Back Merlijn Blaauw defends his PhD thesis
Merlijn Blaauw defends his PhD thesis
Friday July 22nd, 2022 at 10.00h (CET) - online
Title: Modeling Timbre for Neural Singing Synthesis: Methods for Data-Efficient, Reduced Effort Voice Creation, and Fast and Stable Inference
Supervisors: Dr. Emilia Gómez and Dr. Jordi Bonada
Jury: Dr. Axel Roebel (IRCAM), Dr. Mireia Farrús (UB), Dr. Masataka Goto (AIST)

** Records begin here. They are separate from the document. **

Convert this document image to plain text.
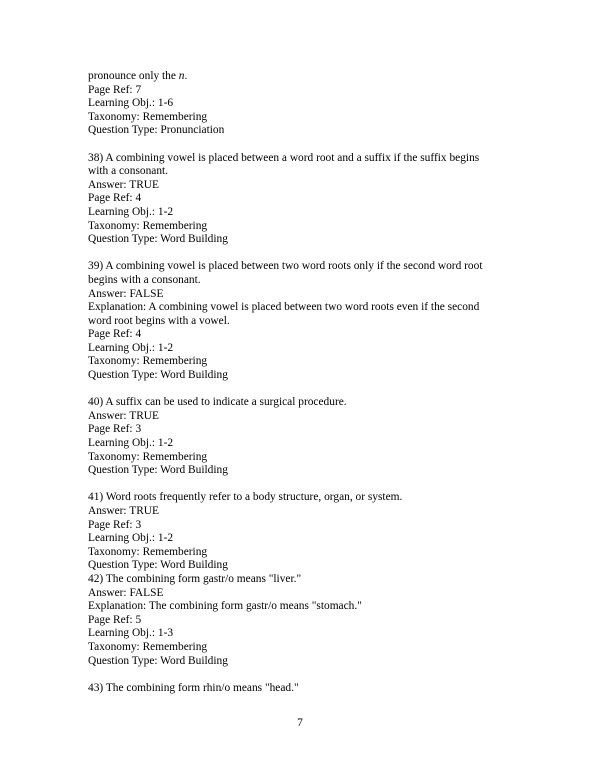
pronounce only the n.
Page Ref: 7
Learning Obj.: 1-6
Taxonomy: Remembering
Question Type: Pronunciation
38) A combining vowel is placed between a word root and a suffix if the suffix begins
with a consonant.
Answer: TRUE
Page Ref: 4
Learning Obj.: 1-2
Taxonomy: Remembering
Question Type: Word Building
39) A combining vowel is placed between two word roots only if the second word root
begins with a consonant.
Answer: FALSE
Explanation: A combining vowel is placed between two word roots even if the second
word root begins with a vowel.
Page Ref: 4
Learning Obj.: 1-2
Taxonomy: Remembering
Question Type: Word Building
40) A suffix can be used to indicate a surgical procedure.
Answer: TRUE
Page Ref: 3
Learning Obj.: 1-2
Taxonomy: Remembering
Question Type: Word Building
41) Word roots frequently refer to a body structure, organ, or system.
Answer: TRUE
Page Ref: 3
Learning Obj.: 1-2
Taxonomy: Remembering
Question Type: Word Building
42) The combining form gastr/o means "liver."
Answer: FALSE
Explanation: The combining form gastr/o means "stomach."
Page Ref: 5
Learning Obj.: 1-3
Taxonomy: Remembering
Question Type: Word Building
43) The combining form rhin/o means "head."
7
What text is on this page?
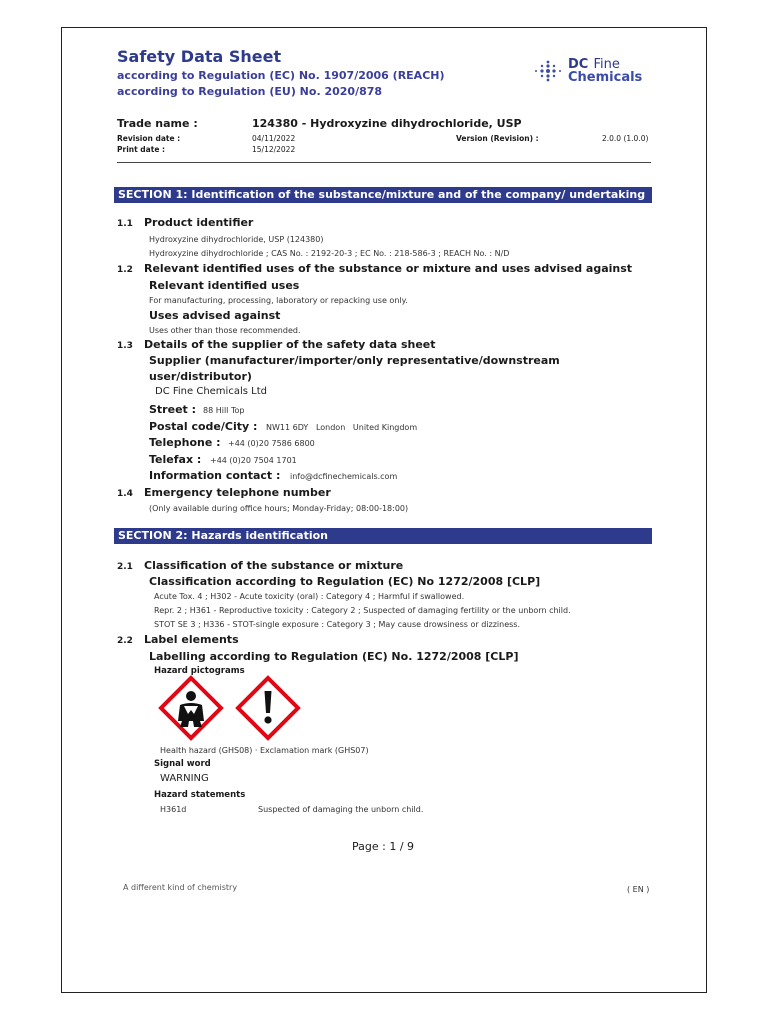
Safety Data Sheet
according to Regulation (EC) No. 1907/2006 (REACH)
according to Regulation (EU) No. 2020/878
DC Fine
Chemicals
Trade name :	124380 - Hydroxyzine dihydrochloride, USP
Revision date :	04/11/2022	Version (Revision) :	2.0.0 (1.0.0)
Print date :	15/12/2022
SECTION 1: Identification of the substance/mixture and of the company/ undertaking
1.1 Product identifier
Hydroxyzine dihydrochloride, USP (124380)
Hydroxyzine dihydrochloride ; CAS No. : 2192-20-3 ; EC No. : 218-586-3 ; REACH No. : N/D
1.2 Relevant identified uses of the substance or mixture and uses advised against
Relevant identified uses
For manufacturing, processing, laboratory or repacking use only.
Uses advised against
Uses other than those recommended.
1.3 Details of the supplier of the safety data sheet
Supplier (manufacturer/importer/only representative/downstream
user/distributor)
DC Fine Chemicals Ltd
Street : 88 Hill Top
Postal code/City : NW11 6DY   London   United Kingdom
Telephone : +44 (0)20 7586 6800
Telefax : +44 (0)20 7504 1701
Information contact : info@dcfinechemicals.com
1.4 Emergency telephone number
(Only available during office hours; Monday-Friday; 08:00-18:00)
SECTION 2: Hazards identification
2.1 Classification of the substance or mixture
Classification according to Regulation (EC) No 1272/2008 [CLP]
Acute Tox. 4 ; H302 - Acute toxicity (oral) : Category 4 ; Harmful if swallowed.
Repr. 2 ; H361 - Reproductive toxicity : Category 2 ; Suspected of damaging fertility or the unborn child.
STOT SE 3 ; H336 - STOT-single exposure : Category 3 ; May cause drowsiness or dizziness.
2.2 Label elements
Labelling according to Regulation (EC) No. 1272/2008 [CLP]
Hazard pictograms
Health hazard (GHS08) · Exclamation mark (GHS07)
Signal word
WARNING
Hazard statements
H361d	Suspected of damaging the unborn child.
Page : 1 / 9
A different kind of chemistry	( EN )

Singing synthesis has seen a notable surge in popularity in the last decade and a half. Music producers use this technology as an instrument, there is an audience for music with synthetic vocals, and an entire range of cultural phenomena surrounding singing synthesis has emerged. At the time of starting this work, the prevailing approaches for singing synthesis were concatenative synthesis on the one hand, and hidden Markov model synthesis on the other. Concatenative synthesis was state of the art in terms of quality, but lacked flexibility due to being based on signal processing, heuristics and carefully prepared data. By contrast, hidden Markov model synthesis is based on data-driven machine learning, which brings a certain degree of flexibility, but was never able to match the sound quality of concatenative synthesis. At the same time, the field of text-to-speech started to shift towards powerful new deep learning models that have shown to be able to combine high-quality results with a high degree of flexibility. In this dissertation, we try to answer whether similar models can also live up to this potential for singing synthesis. We also try to answer whether these approaches allow fast and stable synthesis, qualities important for many real-world applications. Finally, we try to answer whether the flexibility that the deep learning approaches offer allows creating new voices with smaller amounts of data, and less effort (time, expert knowledge), which is a notable bottleneck in older approaches. To this end, we propose a number of singing synthesis models, and evaluate them, principally through listening tests. The first part of this dissertation focuses on modeling timbre, via autoregressive and non-autoregressive models. The second part focuses on improving data efficiency through voice cloning, reducing the voice creation effort by using a sequence-to-sequence mechanism that requires fewer annotations, and a semi-supervised model which combines supervised pre-training with unsupervised training of a new target voice. Through our experiments, we show deep learning methods can not only outperform the previous state of the art, they can also allow for a significantly reduced voice creation effort. With our work on these elemental problems in singing synthesis, we hope that future research can advance the field further by focusing on topics such as expression, user control and non-modal voice qualities.
This thesis defense will take place online. To attend use this link (ID of the meeting 921 1742 1855). The microphone and camera must be turned off, and the online access will be unavailable after 30 minutes from the start of the defense.